Imagine two windows sliding along the time series, checking out the properties within each window (like the mean).

What we’re looking for is how similar or different these properties are, and that’s where the discrepancy measure comes in.

Think of the discrepancy as a way to measure how much difference splitting the signal at a certain point would make.

If the properties of the windows are similar, the discrepancy will be low.
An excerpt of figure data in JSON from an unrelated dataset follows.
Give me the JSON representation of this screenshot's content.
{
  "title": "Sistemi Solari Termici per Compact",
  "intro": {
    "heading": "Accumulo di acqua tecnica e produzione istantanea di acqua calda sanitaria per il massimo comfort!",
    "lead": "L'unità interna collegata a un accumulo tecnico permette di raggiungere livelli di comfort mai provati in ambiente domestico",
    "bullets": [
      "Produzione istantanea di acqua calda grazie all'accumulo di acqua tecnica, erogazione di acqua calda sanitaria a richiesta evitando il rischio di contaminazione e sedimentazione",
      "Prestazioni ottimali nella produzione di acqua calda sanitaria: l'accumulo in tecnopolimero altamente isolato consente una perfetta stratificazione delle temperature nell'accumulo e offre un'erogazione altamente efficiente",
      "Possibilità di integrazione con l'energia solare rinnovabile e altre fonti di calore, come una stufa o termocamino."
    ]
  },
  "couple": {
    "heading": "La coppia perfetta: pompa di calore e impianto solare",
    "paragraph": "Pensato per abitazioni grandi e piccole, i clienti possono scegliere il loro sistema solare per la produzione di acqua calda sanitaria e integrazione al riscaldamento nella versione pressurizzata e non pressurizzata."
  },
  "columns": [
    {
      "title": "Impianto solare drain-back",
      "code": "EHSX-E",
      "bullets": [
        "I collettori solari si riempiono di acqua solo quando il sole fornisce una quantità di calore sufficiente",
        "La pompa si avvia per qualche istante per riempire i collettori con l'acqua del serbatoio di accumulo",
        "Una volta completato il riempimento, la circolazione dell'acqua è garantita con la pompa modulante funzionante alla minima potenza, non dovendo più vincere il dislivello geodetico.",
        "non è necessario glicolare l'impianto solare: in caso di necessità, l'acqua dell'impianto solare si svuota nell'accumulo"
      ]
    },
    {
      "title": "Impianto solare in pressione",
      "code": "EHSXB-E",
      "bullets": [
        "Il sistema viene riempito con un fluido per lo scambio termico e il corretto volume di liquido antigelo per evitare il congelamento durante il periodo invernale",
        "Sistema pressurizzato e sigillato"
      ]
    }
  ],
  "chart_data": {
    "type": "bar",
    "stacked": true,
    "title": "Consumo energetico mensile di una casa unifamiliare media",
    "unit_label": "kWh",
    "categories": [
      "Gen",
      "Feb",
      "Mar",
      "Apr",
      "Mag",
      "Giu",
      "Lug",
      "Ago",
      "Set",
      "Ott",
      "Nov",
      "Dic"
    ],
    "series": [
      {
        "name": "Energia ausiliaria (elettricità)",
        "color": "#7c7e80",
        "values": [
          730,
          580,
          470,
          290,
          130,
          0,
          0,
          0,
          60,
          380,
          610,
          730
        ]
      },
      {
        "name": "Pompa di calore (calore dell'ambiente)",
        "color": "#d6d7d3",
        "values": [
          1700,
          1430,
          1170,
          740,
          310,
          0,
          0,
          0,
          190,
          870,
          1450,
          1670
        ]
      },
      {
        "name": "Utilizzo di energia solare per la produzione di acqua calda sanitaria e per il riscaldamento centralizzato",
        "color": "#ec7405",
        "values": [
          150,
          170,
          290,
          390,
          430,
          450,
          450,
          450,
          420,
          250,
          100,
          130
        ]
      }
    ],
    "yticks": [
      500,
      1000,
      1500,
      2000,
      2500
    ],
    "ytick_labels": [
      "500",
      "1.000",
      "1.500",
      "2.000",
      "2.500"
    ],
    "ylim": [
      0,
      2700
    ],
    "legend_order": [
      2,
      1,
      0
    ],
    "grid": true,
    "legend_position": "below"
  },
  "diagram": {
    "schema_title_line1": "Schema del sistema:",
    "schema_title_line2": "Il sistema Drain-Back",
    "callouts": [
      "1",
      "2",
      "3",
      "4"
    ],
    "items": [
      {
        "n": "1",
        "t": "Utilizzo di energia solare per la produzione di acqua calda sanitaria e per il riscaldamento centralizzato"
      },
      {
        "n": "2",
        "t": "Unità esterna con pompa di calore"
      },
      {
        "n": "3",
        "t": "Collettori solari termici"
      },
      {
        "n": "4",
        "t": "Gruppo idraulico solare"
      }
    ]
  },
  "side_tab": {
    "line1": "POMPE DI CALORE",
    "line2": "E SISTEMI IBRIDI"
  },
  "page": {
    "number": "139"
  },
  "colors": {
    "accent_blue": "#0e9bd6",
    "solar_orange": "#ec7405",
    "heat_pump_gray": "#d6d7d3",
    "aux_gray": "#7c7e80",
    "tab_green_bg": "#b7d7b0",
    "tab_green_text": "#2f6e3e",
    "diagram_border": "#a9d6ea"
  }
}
Else, it will be high, and that’s when we suspect a change point occurred.

One issue is that the choice of window length can have a significant impact on the results.

Too small, and you might miss some change points; too large, and it could ignore important changes.

Instead of using the `min_size`

parameter, we can use the `width`

parameter to specify the window length.

```
algo = rpt.Window(model="l2", width=28)
algo.fit(impressions)
result = algo.predict(n_bkps=5)
```

The results look good!

## Detecting Change Points With The Bottom-Up Method

Bottom-up segmentation is an interesting approach for detecting change points in a signal.

Instead of starting with a single segment and dividing it, bottom-up segmentation begins with numerous change points and gradually reduces them.

Think of it like assembling a massive puzzle and then removing the pieces that don’t quite belong.

Here’s how it goes: first, the signal is split into smaller pieces along a regular pattern.

Then, these pieces are progressively combined based on their similarities.

If two adjacent segments are alike, they’re joined into one larger segment.

This process continues until we’re left with the most meaningful change points

```
algo = rpt.BottomUp(model="l2", min_size=28)
algo.fit(impressions)
result = algo.predict(n_bkps=5)
```

## Detecting Change Points With Kernel Change Detection

Kernel change point detection works by mapping the signal to a higher-dimensional space, called a Reproducing Kernel Hilbert Space (RKHS).

This might sound fancy, but it’s just a way to make change point detection more powerful and versatile by analyzing the signal from a different perspective.

The core idea is to find the change points that minimize a certain cost function, which measures how well the segmented signal fits the data.

When the number of change points is known, you can solve a specific optimization problem to find the best segmentation.

If you don’t know the number of change points, you can use a penalty term to balance the goodness of fit against the complexity of the segmentation.

There are three kernel functions available in `ruptures`

: Linear, RBF, and Cosine.

Each of these kernels offers a different way to analyze the signal, giving you the flexibility to choose the most suitable approach for your data.

I decided to run a loop to try different values for the kernels and visually inspect the results again to see which one made more sense.

```
fig, ax = plt.subplots(3,1, figsize=(1280/96, 720/96), dpi=96)
for i, kernel in enumerate(['linear', 'rbf', 'cosine']):
algo = rpt.KernelCPD(kernel=kernel, min_size=28)
algo.fit(impressions)
result = algo.predict(n_bkps=5)
ax[i].plot(impressions)
for bkp in result:
ax[i].axvline(x=bkp, color='k', linestyle='--')
ax[i].set_title(f"Kernel model with {kernel} kernel")
fig.tight_layout()
```

I really liked the results for the RBF kernel.

See how the cosine kernel gave bad results? That’s why it’s important to try different kernels.